Real estate is set for a major shift as blockchain-based asset tokenization gains ground. Tokenization transforms physical and financial assets into digital units, making it easier for investors to trade fractional shares on digital platforms.
Good to know:
In a new report, the Deloitte Center for Financial Services is expecting the tokenized real estate market to grow from under US$0.3 trillion in 2024 to US$4 trillion by 2035, driven by a 27 percent annual growth rate.
The biggest gains are predicted in tokenized loans and securitizations, forecasted to reach US$2.39 trillion. Tokenized private real estate funds could hit US$1 trillion, while under-construction projects could add another US$50 billion.
Kin Capital plans to launch a US$100 million real estate debt fund on the Chintai blockchain in 2025, showing how new fund structures could offer faster asset servicing and secondary trading.
Tokenization could allow investors to create custom portfolios, a step beyond traditional real estate investment. Customization might focus on asset sustainability ratings or locations near airports.
Companies like Redwood Trust and Figure Technologies are already applying blockchain to securitized loans, achieving faster reporting and lower costs. Figure Technologies estimates savings of about US$850 for every US$100,000 mortgage processed on blockchain.
Infrastructure projects are another growing area. In 2024, T-RIZE Group signed a US$300 million deal to tokenize a 960-unit residential project in Canada, while an India-based fund aims to invest US$1 billion into tokenized global data centers.
Tokenization brings new options but also new risks.

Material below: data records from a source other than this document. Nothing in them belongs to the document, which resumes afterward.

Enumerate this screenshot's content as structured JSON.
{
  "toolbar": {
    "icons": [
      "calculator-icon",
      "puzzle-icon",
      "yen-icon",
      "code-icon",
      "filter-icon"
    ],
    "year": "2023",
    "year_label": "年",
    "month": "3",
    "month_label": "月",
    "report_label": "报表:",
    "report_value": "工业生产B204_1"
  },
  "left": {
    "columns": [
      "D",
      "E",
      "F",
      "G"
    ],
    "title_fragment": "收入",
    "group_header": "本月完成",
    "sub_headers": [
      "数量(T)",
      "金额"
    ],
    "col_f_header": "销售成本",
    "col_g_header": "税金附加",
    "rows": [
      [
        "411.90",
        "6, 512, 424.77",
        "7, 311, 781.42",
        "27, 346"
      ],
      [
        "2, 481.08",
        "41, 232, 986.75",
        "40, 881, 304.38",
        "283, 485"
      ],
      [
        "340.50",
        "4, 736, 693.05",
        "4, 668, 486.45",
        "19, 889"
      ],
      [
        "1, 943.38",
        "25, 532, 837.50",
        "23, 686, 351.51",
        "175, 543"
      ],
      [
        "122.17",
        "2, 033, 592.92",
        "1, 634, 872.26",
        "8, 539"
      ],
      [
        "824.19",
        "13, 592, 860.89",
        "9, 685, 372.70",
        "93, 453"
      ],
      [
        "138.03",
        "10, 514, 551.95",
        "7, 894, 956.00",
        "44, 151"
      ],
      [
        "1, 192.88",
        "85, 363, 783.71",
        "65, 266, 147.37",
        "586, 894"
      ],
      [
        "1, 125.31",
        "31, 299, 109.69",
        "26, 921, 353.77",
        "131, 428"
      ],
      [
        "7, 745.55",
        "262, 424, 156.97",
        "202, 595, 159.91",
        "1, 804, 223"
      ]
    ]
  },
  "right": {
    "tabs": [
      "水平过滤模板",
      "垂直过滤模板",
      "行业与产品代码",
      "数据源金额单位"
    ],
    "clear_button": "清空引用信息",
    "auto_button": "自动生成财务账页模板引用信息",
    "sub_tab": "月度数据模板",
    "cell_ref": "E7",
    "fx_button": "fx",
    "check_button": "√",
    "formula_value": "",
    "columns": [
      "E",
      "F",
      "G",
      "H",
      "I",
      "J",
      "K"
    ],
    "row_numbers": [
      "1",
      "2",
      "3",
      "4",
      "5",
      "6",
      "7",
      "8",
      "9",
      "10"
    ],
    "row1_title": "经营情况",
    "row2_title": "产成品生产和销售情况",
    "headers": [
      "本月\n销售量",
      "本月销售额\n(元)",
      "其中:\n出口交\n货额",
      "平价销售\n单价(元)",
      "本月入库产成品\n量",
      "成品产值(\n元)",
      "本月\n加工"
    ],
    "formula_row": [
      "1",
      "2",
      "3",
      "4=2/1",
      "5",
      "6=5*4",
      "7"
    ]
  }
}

Blockchain platform choice, asset custody, taxation, and cybersecurity all demand careful consideration. Companies must ensure smart contracts are well-structured so lenders can access real-world assets if needed.
With regulatory clarity improving worldwide, tokenized real estate is moving closer to mainstream adoption. Firms willing to adapt early could benefit from greater flexibility, liquidity, and efficiency in managing real estate portfolios.